Yeniden merhaba!!!
Çok mutluyum!! Çünkü bugün nihayet Beylerbeyi Sarayı' na gidebildim. Harika bir gündü... Beylerbeyi Sarayı' nı gezmeyi bitirdikten sonra Beylerbeyi' nin ara sokaklarında gezindik biraz. Sonra Hamid-i Evvel Camii' nde namaz kıldık. Üniversite' den beri istediğim birşeydi Beylerbeyi' nde yaya olarak gezmek... 2016 Beklentiler yazısındaki iki şeye de tik atalım böylece. :)
Fotoğraflar hep Beylerbeyi Sarayı' nın bahçesinden. Çünkü sarayın içinde resim çekmeye izin yok. Hatta halıdan başka yere basmaya bile izin yok!!
Saraya giriş eskiden Beykoz' dan Üsküdar' a olan yolun saraya bağlandığı bir tünelle oluyor. Yol, yani tünel tarihi eser niteliğinde. Bu tünelde bir çeşme bile var. Kayanın üzerine tuğla ve tekrar kaya parçalarıyla harmanlanmış bir yapısı var tünelin. Yanlışım varsa düzeltin, gidenler. Ben de tur rehberinin yalancısıyım. :) Tünelin fotoğrafı da var, hemen aşağıda gösteriyorum.
Daha sonra en üstteki fotoğrafta alabildiğim kadar panoramik görüntüsünü çektiğim Beylerbeyi Sarayı bahçesine geçiliyor. Bahçe oldukça büyük. Üstelik bu bahçe kadar arkada da bahçe devam ediyor. Tamamen izole edilmiş bir dünya gibi sanki bu Saray. Çok ferah, havadar. Bahçeye çıktığınızda hemen sağınızda bambu ormanı yer alıyor. Evet evet, İstanbul' da bambu ormanı!!! O kadar büyükler ki bir de. Tabi orman denildiğine bakmayın, adamın söylediği kadarıyla 140 metrekare alanda büyümüş, uzamış bambuların olduğunu düşünün. Bambuların hemen karşısında manolya ağaçları bulunuyor. Ön bahçenin tam ortasında mercan sergilenen bir havuz var. Ve onun da karşısında saray.
Beylerbeyi Sarayı' nı Sultan Abdülaziz, yazlık saray olarak yaptırmış. Saray 26 oda, 6 salondan oluşuyor.

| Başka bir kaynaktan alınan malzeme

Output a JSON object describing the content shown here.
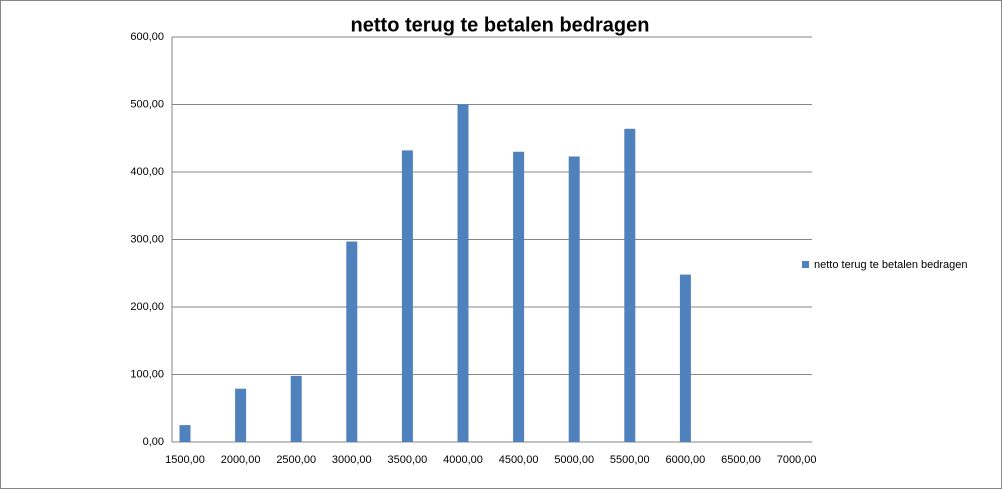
{
  "chart_data": {
    "type": "bar",
    "title": "netto terug te betalen bedragen",
    "categories": [
      "1500,00",
      "2000,00",
      "2500,00",
      "3000,00",
      "3500,00",
      "4000,00",
      "4500,00",
      "5000,00",
      "5500,00",
      "6000,00",
      "6500,00",
      "7000,00"
    ],
    "series": [
      {
        "name": "netto terug te betalen bedragen",
        "color": "#4f81bd",
        "values": [
          25,
          79,
          98,
          297,
          432,
          500,
          430,
          423,
          464,
          248,
          null,
          null
        ]
      }
    ],
    "ylim": [
      0,
      600
    ],
    "yticks": [
      {
        "value": 0,
        "label": "0,00"
      },
      {
        "value": 100,
        "label": "100,00"
      },
      {
        "value": 200,
        "label": "200,00"
      },
      {
        "value": 300,
        "label": "300,00"
      },
      {
        "value": 400,
        "label": "400,00"
      },
      {
        "value": 500,
        "label": "500,00"
      },
      {
        "value": 600,
        "label": "600,00"
      }
    ],
    "grid": true,
    "legend": "right"
  }
}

Keşke sarayın içinden de fotoğraflar ekleyebilseydim. Maalesef izin verilmiyor. Aklımda kaldığı kadarıyla sarayın içini anlatayım öyleyse. İlk kattaki büyük salon belki de saraydaki en güzel kısım. İsmi de Havuzlu Salon. Ortasında oldukça büyük bir havuz olan salon, ortadaki havuz sayesinde yazın sıcağında serin kalabiliyormuş. Ha bu arada, saray ahşaptan oluştuğundan, rutubeti engellemesi için Mısır' dan getirtilmiş hasır, sarayın tüm zeminine kaplanmış. Sadece bir odada hasır yok, o da Elçiler Odası. Elçilerin kabul edildiği oda. Yani anlayacağınız, yazının başında söylediğim 'Hasıra bile bastırmıyorlar' lafı şaka falan değildi. Tüm grupla hareket edildiği için daralan yerlerde ayağınız yanlışlıkla hasıra değse, hakkınızda soruşturma falan açarlar maazallah!!

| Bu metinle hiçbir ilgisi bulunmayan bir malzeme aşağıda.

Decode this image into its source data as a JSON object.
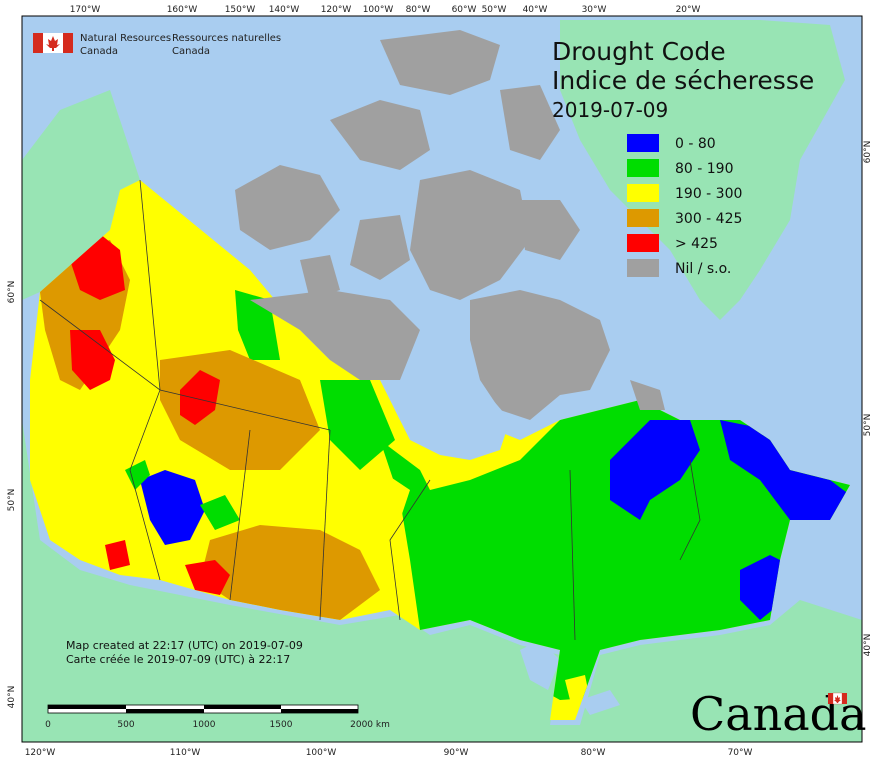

Yine alt katta Sultan II. Abdülhamid Han' ın son yıllarını geçirdiği odası da ziyarete açık alanlardan biri. Yatağı, ısınmaya çalıştığı çinili sobası, hatta yastık kılıfındaki kan bile o şekilde duruyor. Hemen yan odada ise yine son yıllarında kendisini yalnız bırakmayan Müşfika Kadınefendi' nin kaldığı odası bulunuyor.

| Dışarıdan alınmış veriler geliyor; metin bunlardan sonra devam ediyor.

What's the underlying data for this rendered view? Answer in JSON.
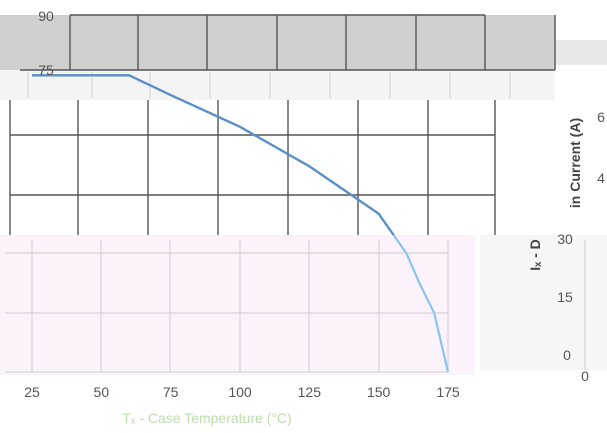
{
  "chart_data": [
    {
      "type": "line",
      "title": "",
      "xlabel": "Tₓ - Case Temperature (°C)",
      "ylabel": "Iₓ - Drain Current (A)",
      "x_tick_labels": [
        "25",
        "50",
        "75",
        "100",
        "125",
        "150",
        "175"
      ],
      "y_tick_labels_top": [
        "90",
        "75"
      ],
      "y_tick_labels_bottom": [
        "30",
        "15",
        "0"
      ],
      "right_panel_tick_labels": [
        "6",
        "4",
        "30",
        "15",
        "0",
        "0"
      ],
      "xlim": [
        25,
        175
      ],
      "ylim": [
        0,
        90
      ],
      "series": [
        {
          "name": "",
          "x": [
            25,
            50,
            60,
            75,
            100,
            125,
            150,
            160,
            165,
            170,
            175
          ],
          "y": [
            75,
            75,
            75,
            70,
            62,
            52,
            40,
            30,
            22,
            15,
            0
          ]
        }
      ],
      "colors": {
        "line_dark": "#5a8fc8",
        "line_light": "#8cc4ee",
        "grid": "#555555"
      }
    }
  ],
  "labels": {
    "xlabel_text": "Tₓ - Case Temperature (°C)",
    "ylabel_right": "in Current (A)",
    "ylabel_right2": "Iₓ - D"
  }
}
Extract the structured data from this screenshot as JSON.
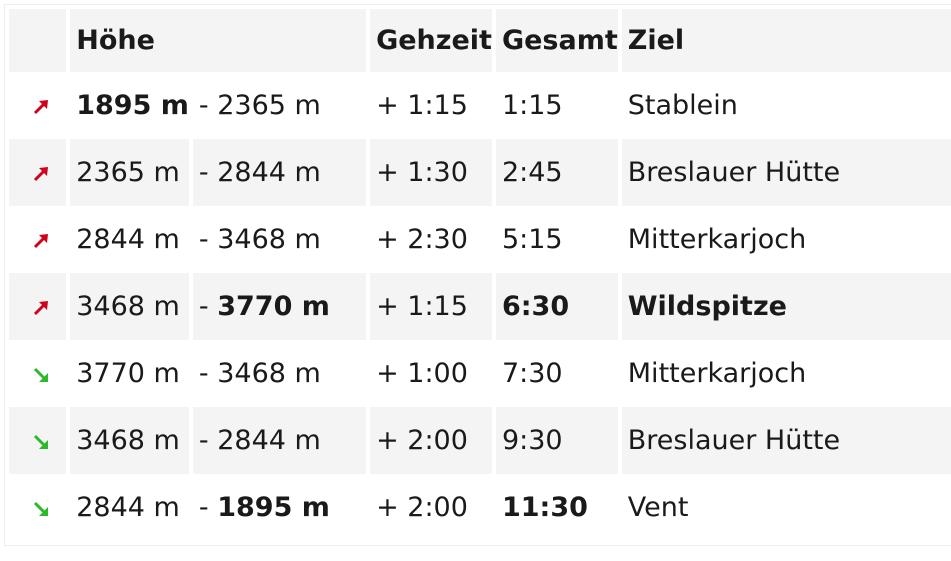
{
  "colors": {
    "ascent": "#d0021b",
    "descent": "#2eb82e"
  },
  "headers": {
    "elevation": "Höhe",
    "walk_time": "Gehzeit",
    "total": "Gesamt",
    "destination": "Ziel"
  },
  "rows": [
    {
      "direction": "up-arrow-icon",
      "from": "1895 m",
      "to": "- 2365 m",
      "walk": "+ 1:15",
      "total": "1:15",
      "dest": "Stablein",
      "bold_from": true,
      "bold_to": false,
      "bold_total": false,
      "bold_dest": false
    },
    {
      "direction": "up-arrow-icon",
      "from": "2365 m",
      "to": "- 2844 m",
      "walk": "+ 1:30",
      "total": "2:45",
      "dest": "Breslauer Hütte",
      "bold_from": false,
      "bold_to": false,
      "bold_total": false,
      "bold_dest": false
    },
    {
      "direction": "up-arrow-icon",
      "from": "2844 m",
      "to": "- 3468 m",
      "walk": "+ 2:30",
      "total": "5:15",
      "dest": "Mitterkarjoch",
      "bold_from": false,
      "bold_to": false,
      "bold_total": false,
      "bold_dest": false
    },
    {
      "direction": "up-arrow-icon",
      "from": "3468 m",
      "to_prefix": "- ",
      "to_value": "3770 m",
      "walk": "+ 1:15",
      "total": "6:30",
      "dest": "Wildspitze",
      "bold_from": false,
      "bold_to": true,
      "bold_total": true,
      "bold_dest": true
    },
    {
      "direction": "down-arrow-icon",
      "from": "3770 m",
      "to": "- 3468 m",
      "walk": "+ 1:00",
      "total": "7:30",
      "dest": "Mitterkarjoch",
      "bold_from": false,
      "bold_to": false,
      "bold_total": false,
      "bold_dest": false
    },
    {
      "direction": "down-arrow-icon",
      "from": "3468 m",
      "to": "- 2844 m",
      "walk": "+ 2:00",
      "total": "9:30",
      "dest": "Breslauer Hütte",
      "bold_from": false,
      "bold_to": false,
      "bold_total": false,
      "bold_dest": false
    },
    {
      "direction": "down-arrow-icon",
      "from": "2844 m",
      "to_prefix": "- ",
      "to_value": "1895 m",
      "walk": "+ 2:00",
      "total": "11:30",
      "dest": "Vent",
      "bold_from": false,
      "bold_to": true,
      "bold_total": true,
      "bold_dest": false
    }
  ]
}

Sarayın merdivenleri çok ihtişamlı ve büyük. Gerçi Dolmabahçe Sarayı'nın merdivenleri kadar olamaz herhalde. Denizciliğe çok meraklı olan Sultan Abdülaziz neredeyse tüm tavanları denizler ve vapurların olduğu gravürlerle süslemiş. Ayrıca üst kattaki diğer bir büyük salon olan Mavi Salon' un tavanındaki diğer gravürler de yine padişahın çok meraklı olduğu okçuluk, mızrak gibi aletler Osmanlı turasında resmedilmiş. Osmanlı padişahları arasında heykelini yaptıran tek padişah olan Sultan Abdülaziz' in heykeli de yine bu salonlardan birinde duruyor. Aslında bu heykeli padişah da yaptırmıyor, Avrupa seyahati sırasında kendisinin tunçtan bir heykelini yapıyor bir sanatçı. Sarayın belli bir kısmından sonrası Harem olarak geçiyor. Kapısı da farklı, devlet adamları ve elçilerin girdiği kapıdan değil, sarayın arkasındaki kapıdan giriliyor Harem kısmına. Ve hiçbir devlet erkanından biri bu kapıdan saraya giriş yapamazmış.
Sarayda aklımda kalan en ilginç şey herhalde her odadaki perdeler ve koltukların takım oluşuydu. Annemle dibimiz düştü. O kadar güzeldi ki, bir de o desenlerde o renklerde kumaşlar hala bulunur mu, hiç sanmıyorum. Sultan II. Abdülhamid' in yaptırdığı bir saat var ki, saatin yelkovanı pırlantadan ay, akrebi yakuttan yıldız. Her saat başı Osmanlı Marşları çalarmış zamanında. Saray geleneği gereği, saat Atatürk' ün ölüm saati olan 09.05' te durdurulmuş.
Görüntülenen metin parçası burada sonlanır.